遺言では、法定相続人以外の人に遺贈で財産を引き継がせることができます。ただし、配偶者や一親等の血族(代襲相続人となった孫を含む)以外に遺贈する場合、相続税は法定相続人の場合と比べて1.2倍です。それも計算に入れておきましょう。
遺言通りに遺産分割させるには、遺言執行者を決める
自筆証書遺言でも公正証書遺言でも、「遺言執行者」を指定することができます。
遺言執行者とは、遺言の内容を実現させるために遺産を管理し、分割のための事務手続きを担う人です。遺言執行者がいなくても遺産の分割はできますが、執行者がいると手続きがスムーズになります。
例えば、遺言書通りに相続する場合でも、相続手続きは相続人全員の印鑑が必要になるケースも多いのですが、遺言執行者がいれば、原則として遺言執行者が単独で手続きを進められます。
さらに、遺言執行者が指定されていれば、トラブルへの対応もスムーズです。遺産である自宅を相続人のうちの1人が勝手に売ってしまったなど、遺言の執行を妨げる処分行為が行われたとしても、原則としてその行為は無効とされます。
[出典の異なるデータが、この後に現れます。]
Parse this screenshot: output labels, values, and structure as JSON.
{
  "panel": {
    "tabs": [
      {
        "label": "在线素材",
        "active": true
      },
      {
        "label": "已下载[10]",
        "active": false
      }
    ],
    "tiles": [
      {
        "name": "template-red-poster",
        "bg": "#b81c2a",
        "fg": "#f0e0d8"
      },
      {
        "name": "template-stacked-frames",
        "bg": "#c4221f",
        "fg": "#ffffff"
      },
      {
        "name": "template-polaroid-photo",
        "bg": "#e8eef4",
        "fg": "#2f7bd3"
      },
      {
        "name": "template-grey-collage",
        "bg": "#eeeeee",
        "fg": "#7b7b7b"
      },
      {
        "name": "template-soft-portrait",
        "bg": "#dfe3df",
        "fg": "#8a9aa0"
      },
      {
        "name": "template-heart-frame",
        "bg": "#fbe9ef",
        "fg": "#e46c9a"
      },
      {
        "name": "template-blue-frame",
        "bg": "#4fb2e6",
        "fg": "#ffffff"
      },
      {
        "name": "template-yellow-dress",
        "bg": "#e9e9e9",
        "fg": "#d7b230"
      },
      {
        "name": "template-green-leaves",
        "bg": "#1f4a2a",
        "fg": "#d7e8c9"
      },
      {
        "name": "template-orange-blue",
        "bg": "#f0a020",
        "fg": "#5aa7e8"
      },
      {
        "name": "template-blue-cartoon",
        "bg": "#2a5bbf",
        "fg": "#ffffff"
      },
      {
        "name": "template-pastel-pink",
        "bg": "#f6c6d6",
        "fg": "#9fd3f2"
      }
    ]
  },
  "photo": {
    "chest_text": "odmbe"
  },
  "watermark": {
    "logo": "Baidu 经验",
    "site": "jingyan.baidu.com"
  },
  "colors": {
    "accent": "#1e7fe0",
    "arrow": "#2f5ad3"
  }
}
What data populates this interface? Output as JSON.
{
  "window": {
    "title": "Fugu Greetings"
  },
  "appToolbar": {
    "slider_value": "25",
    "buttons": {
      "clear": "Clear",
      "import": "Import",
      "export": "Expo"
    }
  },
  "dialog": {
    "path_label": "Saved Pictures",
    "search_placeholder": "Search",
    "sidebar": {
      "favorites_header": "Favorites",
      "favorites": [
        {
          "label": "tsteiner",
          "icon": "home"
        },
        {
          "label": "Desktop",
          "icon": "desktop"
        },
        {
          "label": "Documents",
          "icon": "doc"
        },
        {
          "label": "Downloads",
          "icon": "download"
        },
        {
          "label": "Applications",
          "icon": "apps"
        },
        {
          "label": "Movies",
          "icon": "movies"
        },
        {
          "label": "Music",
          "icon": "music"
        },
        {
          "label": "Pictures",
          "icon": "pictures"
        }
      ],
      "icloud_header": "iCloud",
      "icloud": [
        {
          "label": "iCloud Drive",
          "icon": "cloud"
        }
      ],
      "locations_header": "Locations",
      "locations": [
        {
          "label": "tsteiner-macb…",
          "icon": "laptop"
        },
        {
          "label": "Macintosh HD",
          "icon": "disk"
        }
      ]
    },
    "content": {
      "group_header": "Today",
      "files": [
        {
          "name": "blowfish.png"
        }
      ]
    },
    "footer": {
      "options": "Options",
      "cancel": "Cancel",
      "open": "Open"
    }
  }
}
ただし、例外として、善意の第三者に対抗できません。例えば、遺贈の事実を知らないで、その土地を購入した第三者がいたとします。遺贈を受けた者は登記をしていないと、法定相続分を超える持分については、その権利を主張できないことになります。
なお、遺言執行者は、未成年者と破産者以外なら誰でも構いません。相続人でもなれますが、もし慣れない手続きに不安があれば、弁護士や司法書士などの専門家に依頼するといいでしょう。